2. Using get and put

Workflow:

• The driver gets transactions from the sequencer using the get method.
• The driver can send back responses or updates using the put method.

This approach is useful in scenarios where a feedback loop is required between the driver and the sequencer.

Key Methods:

• get: Blocks the driver until a transaction is available.
• put: Sends a response back to the sequencer. The RSP sequence item as an argument is required while calling put() method but it is optional for item_done() method.

Example Code:

Here’s an example for an SPI driver that sends responses to the sequencer:

class spi_driver extends uvm_driver #(spi_transaction);
  `uvm_component_utils(spi_driver)

  // DUT interface handle
  virtual spi_if spi_vif;

  function new(string name, uvm_component parent);
    super.new(name, parent);
  endfunction

  virtual function void build_phase(uvm_phase phase);
    super.build_phase(phase);
    if (!uvm_config_db#(virtual spi_if)::get(this, "", "vif", spi_vif))
      `uvm_fatal("NOVIF", "SPI virtual interface not found")
  endfunction

  virtual task run_phase(uvm_phase phase);
    spi_transaction trans, rsp;

    forever begin
      // Get the next transaction
      `uvm_info(get_type_name(), "Waiting for next transaction...", UVM_LOW)
      seq_item_port.get(trans);  // Blocking call

      `uvm_info(get_type_name(), $sformatf("Received transaction: %s", trans.convert2string()), UVM_MEDIUM)

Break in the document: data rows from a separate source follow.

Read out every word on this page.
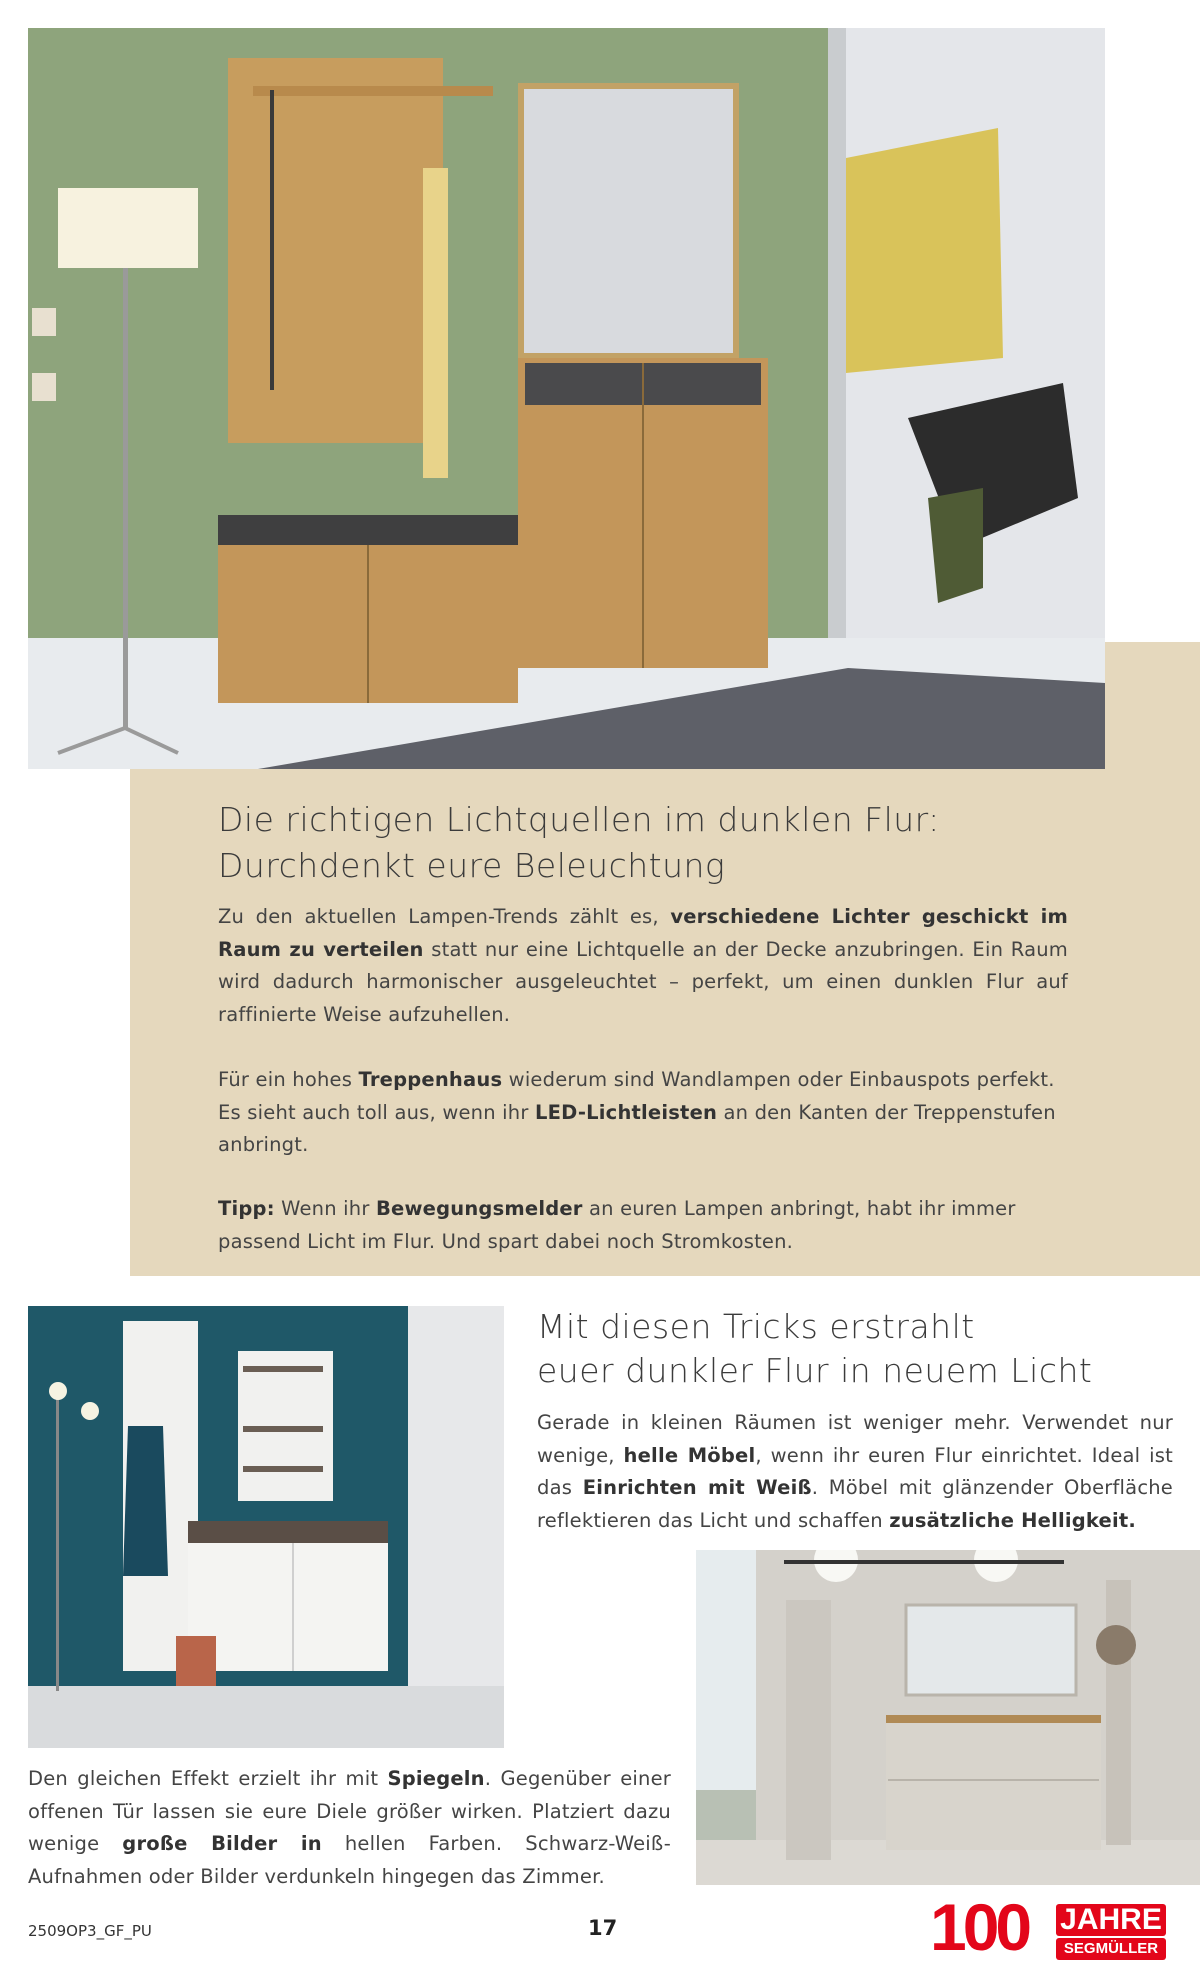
Die richtigen Lichtquellen im dunklen Flur:
Durchdenkt eure Beleuchtung

Zu den aktuellen Lampen-Trends zählt es, verschiedene Lichter geschickt im Raum zu verteilen statt nur eine Lichtquelle an der Decke anzubringen. Ein Raum wird dadurch harmonischer ausgeleuchtet – perfekt, um einen dunklen Flur auf raffinierte Weise aufzuhellen.

Für ein hohes Treppenhaus wiederum sind Wandlampen oder Einbauspots perfekt. Es sieht auch toll aus, wenn ihr LED-Lichtleisten an den Kanten der Treppenstufen anbringt.

Tipp: Wenn ihr Bewegungsmelder an euren Lampen anbringt, habt ihr immer passend Licht im Flur. Und spart dabei noch Stromkosten.

Mit diesen Tricks erstrahlt
euer dunkler Flur in neuem Licht

Gerade in kleinen Räumen ist weniger mehr. Verwendet nur wenige, helle Möbel, wenn ihr euren Flur einrichtet. Ideal ist das Einrichten mit Weiß. Möbel mit glänzender Oberfläche reflektieren das Licht und schaffen zusätzliche Helligkeit.

Den gleichen Effekt erzielt ihr mit Spiegeln. Gegenüber einer offenen Tür lassen sie eure Diele größer wirken. Platziert dazu wenige große Bilder in hellen Farben. Schwarz-Weiß-Aufnahmen oder Bilder verdunkeln hingegen das Zimmer.

2509OP3_GF_PU	17	100 JAHRE
SEGMÜLLER
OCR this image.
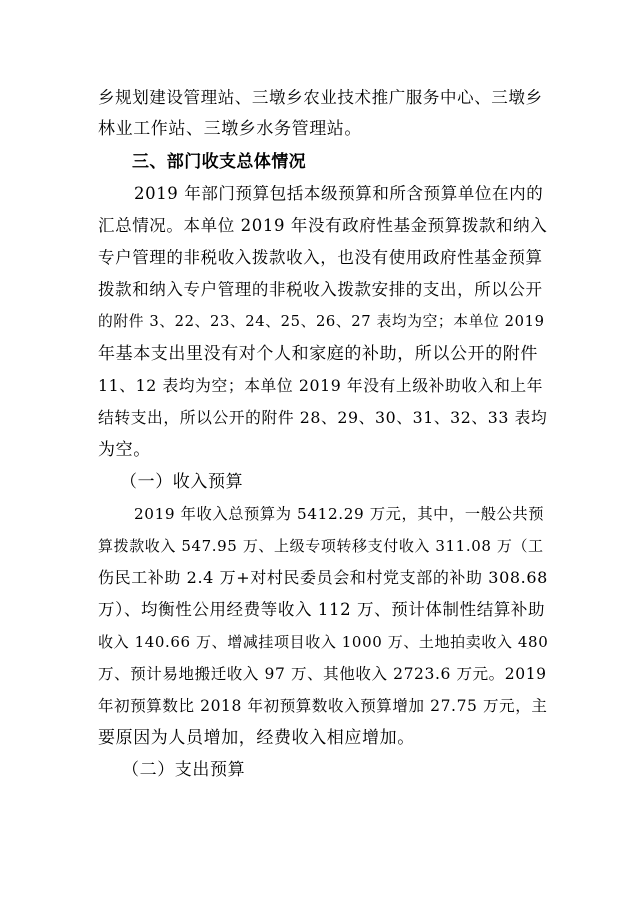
乡规划建设管理站、三墩乡农业技术推广服务中心、三墩乡
林业工作站、三墩乡水务管理站。
三、部门收支总体情况
2019 年部门预算包括本级预算和所含预算单位在内的
汇总情况。本单位 2019 年没有政府性基金预算拨款和纳入
专户管理的非税收入拨款收入，也没有使用政府性基金预算
拨款和纳入专户管理的非税收入拨款安排的支出，所以公开
的附件 3、22、23、24、25、26、27 表均为空；本单位 2019
年基本支出里没有对个人和家庭的补助，所以公开的附件
11、12 表均为空；本单位 2019 年没有上级补助收入和上年
结转支出，所以公开的附件 28、29、30、31、32、33 表均
为空。
（一）收入预算
2019 年收入总预算为 5412.29 万元，其中，一般公共预
算拨款收入 547.95 万、上级专项转移支付收入 311.08 万（工
伤民工补助 2.4 万+对村民委员会和村党支部的补助 308.68
万）、均衡性公用经费等收入 112 万、预计体制性结算补助
收入 140.66 万、增减挂项目收入 1000 万、土地拍卖收入 480
万、预计易地搬迁收入 97 万、其他收入 2723.6 万元。2019
年初预算数比 2018 年初预算数收入预算增加 27.75 万元，主
要原因为人员增加，经费收入相应增加。
（二）支出预算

      // Drive DUT signals
      spi_vif.addr <= trans.addr;
      spi_vif.data <= trans.data;
      spi_vif.start <= 1'b1;

      @(posedge spi_vif.clk);
      spi_vif.start <= 1'b0;

      // Simulate DUT response (e.g., echo data)
      rsp = spi_transaction::type_id::create("rsp");
      rsp.addr = trans.addr;
      rsp.data = trans.data;  // Echo back the data

      // Send the response back to the sequencer
      seq_item_port.put(rsp);
    end
  endtask
endclass

Explanation:

1. seq_item_port.get(trans) retrieves the transaction from the sequencer.
2. The transaction is processed, and DUT signals (addr, data, start) are driven.
3. A response (rsp) is created and sent back to the sequencer using seq_item_port.put(rsp).

Choosing Between get_next_item / try_next_item and get / put

• Use get_next_item and item_done for simple scenarios where the driver only needs to consume transactions without sending responses. This is more common method.
• Use get and put for advanced scenarios where the driver needs to communicate back to the sequencer, such as for handshake protocols or status updates.